I also think that Bohjalian's foreshadowing device interrupted some of my enjoyment of the novel and ultimately did too much to telegraph what was going to unfold.
Hour of the Witch
headlines each chapter with testimony from Mary's trials, giving the reader an early preview of what is to come. While this can be a really neat device that builds tension, atmosphere, or adds to the mystery and the desire to solve it, its use here served the opposite for me. Because I knew certain things were going to unfold and Mary would get to certain points in the narrative, some of the tension and mystery of the unknown would abate. The clinical quoting of testimony reduced the atmosphere and potential eeriness Bohjalian might have been inculcating. And typically, you want the device to be brought back once the reader catches up with it in the narrative, but in a new or slightly different way, or a way that puts the pieces together for the characters and/or reader and reveals something unexpected.
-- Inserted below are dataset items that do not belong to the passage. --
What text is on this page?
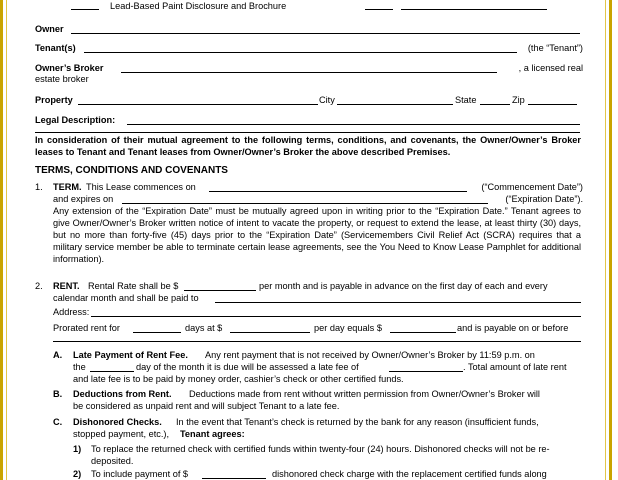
Lead-Based Paint Disclosure and Brochure
Owner
Tenant(s)	(the “Tenant”)
Owner’s Broker	, a licensed real
estate broker
Property	City	State	Zip
Legal Description:
In consideration of their mutual agreement to the following terms, conditions, and covenants, the Owner/Owner’s Broker leases to Tenant and Tenant leases from Owner/Owner’s Broker the above described Premises.
TERMS, CONDITIONS AND COVENANTS
1. TERM. This Lease commences on	(“Commencement Date”)
and expires on	(“Expiration Date”).
Any extension of the “Expiration Date” must be mutually agreed upon in writing prior to the “Expiration Date.” Tenant agrees to give Owner/Owner’s Broker written notice of intent to vacate the property, or request to extend the lease, at least thirty (30) days, but no more than forty-five (45) days prior to the “Expiration Date” (Servicemembers Civil Relief Act (SCRA) requires that a military service member be able to terminate certain lease agreements, see the You Need to Know Lease Pamphlet for additional information).
2. RENT. Rental Rate shall be $	per month and is payable in advance on the first day of each and every
calendar month and shall be paid to
Address:
Prorated rent for	days at $	per day equals $	and is payable on or before
A. Late Payment of Rent Fee. Any rent payment that is not received by Owner/Owner’s Broker by 11:59 p.m. on
the	day of the month it is due will be assessed a late fee of	. Total amount of late rent
and late fee is to be paid by money order, cashier’s check or other certified funds.
B. Deductions from Rent. Deductions made from rent without written permission from Owner/Owner’s Broker will
be considered as unpaid rent and will subject Tenant to a late fee.
C. Dishonored Checks. In the event that Tenant’s check is returned by the bank for any reason (insufficient funds,
stopped payment, etc.), Tenant agrees:
1) To replace the returned check with certified funds within twenty-four (24) hours. Dishonored checks will not be re-
deposited.
2) To include payment of $	dishonored check charge with the replacement certified funds along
That definitely doesn't happen here: the fragments that foreshadow come up in the narrative as they are meant to and reveal no more or less than what they did as earlier headlines. This ended up aggravating and disappointing me and detracted a bit from my enjoyment of the novel because I knew a bit too much about what was going to happen.
Ultimately, I liked this book and thought it was solid, well-written and researched, and presented us an interesting and complex character in Mary whose thoughts, desires, bravery and fears I really appreciated getting to know and spend time with. But I think the narrative and storyline was not as strong as it could have been, both because of predictability and self-spoilering and because we didn't get the same degree of complexity for most characters outside of Mary, and at least from my readings of fiction and nonfiction dealing with witch hunts, it's the interplay between accusers and accused within the society and the complex human impulses that was most fascinating and horrifying. So I'd give this 3.5 stars, rounded down to 3 stars. I would recommend it to those that like historical fiction and psychological studies of characters, and I am looking forward to reading more of Bohjalian's work in the future.